Autist*innen verfallen oft in stereotype Verhaltensmuster, weil diese in sich so geschlossen sind, dass sie sie durch ihre Vorhersehbarkeit beruhigen. Man kann sich das so vorstellen, dass sie endlich eine Hauptstraße im Wirrwarr der vielen Wege gefunden haben.

Genau deswegen brauchen viele Autist*innen auch ganz klare Routinen und ertragen keine Abweichungen, weil sie bei diesen direkt wieder mit vielen verschwommenen und unzusammenhängenden Informationen und Sinnesreizen überschüttet werden.
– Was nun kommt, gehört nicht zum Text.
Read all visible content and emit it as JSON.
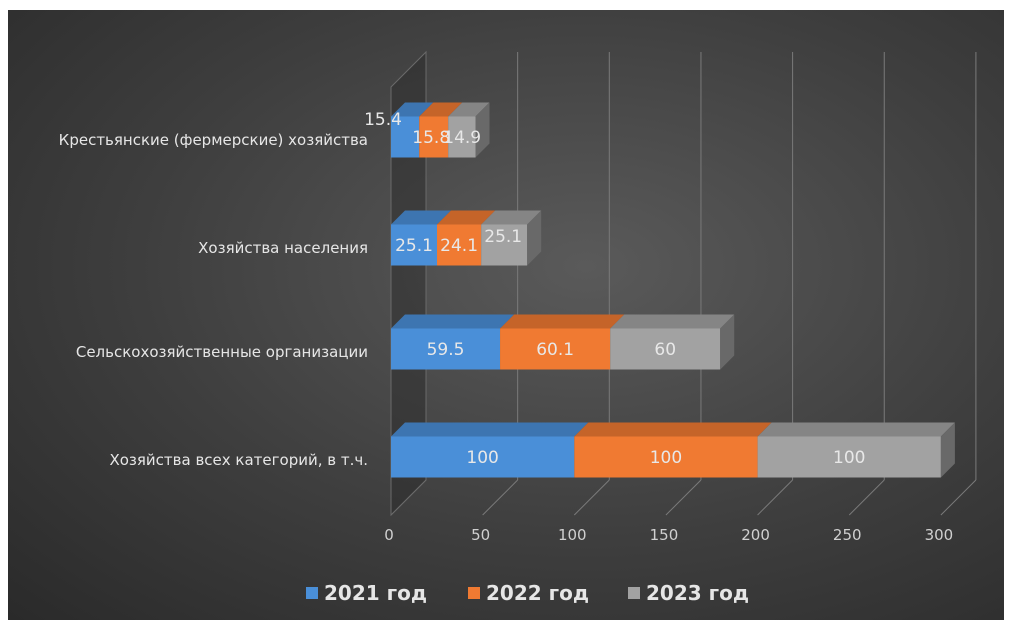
{
  "chart_data": {
    "type": "bar",
    "orientation": "horizontal",
    "stacked": true,
    "style": "3d",
    "categories": [
      "Хозяйства всех категорий, в т.ч.",
      "Сельскохозяйственные организации",
      "Хозяйства населения",
      "Крестьянские (фермерские) хозяйства"
    ],
    "series": [
      {
        "name": "2021 год",
        "color": "#4a8fd8",
        "values": [
          100,
          59.5,
          25.1,
          15.4
        ],
        "labels": [
          "100",
          "59.5",
          "25.1",
          "15.4"
        ]
      },
      {
        "name": "2022 год",
        "color": "#f07a32",
        "values": [
          100,
          60.1,
          24.1,
          15.8
        ],
        "labels": [
          "100",
          "60.1",
          "24.1",
          "15.8"
        ]
      },
      {
        "name": "2023 год",
        "color": "#a2a2a2",
        "values": [
          100,
          60,
          25.1,
          14.9
        ],
        "labels": [
          "100",
          "60",
          "25.1",
          "14.9"
        ]
      }
    ],
    "xlim": [
      0,
      300
    ],
    "xticks": [
      "0",
      "50",
      "100",
      "150",
      "200",
      "250",
      "300"
    ],
    "grid": true,
    "legend": "bottom",
    "title": "",
    "xlabel": "",
    "ylabel": ""
  }
}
Durch die ständige, exakte Wiederholung werden die Verbindungen im Gehirn stärker, die Information kann besser verarbeitet werden.

Auch bei Hochsensiblen und Kindern mit AD(H)S könnten ähnliche Mechanismen ablaufen. Auch hier ist es manchmal sinnvoll, sehr klare Strukturen zu schaffen und gleichzeitig die äußeren Reize zu minimieren (z.B. indem in der Wohnung eine relativ klare Ordnung gehalten wird), um ihnen den Alltag zu erleichtern.

Das bedeutet allerdings nicht, dass man mit autistischen, hochsensiblen und hyperaktiven Kindern niemals verreisen könnte. Es bietet sich an, die Kinder gut vorzubereiten, ihnen beispielsweise Bilder und Videos vom Urlaubsort zu zeigen, ähnliche Routinen beizubehalten und sie wichtige Kuscheltiere oder Gegenstände mitnehmen zu lassen.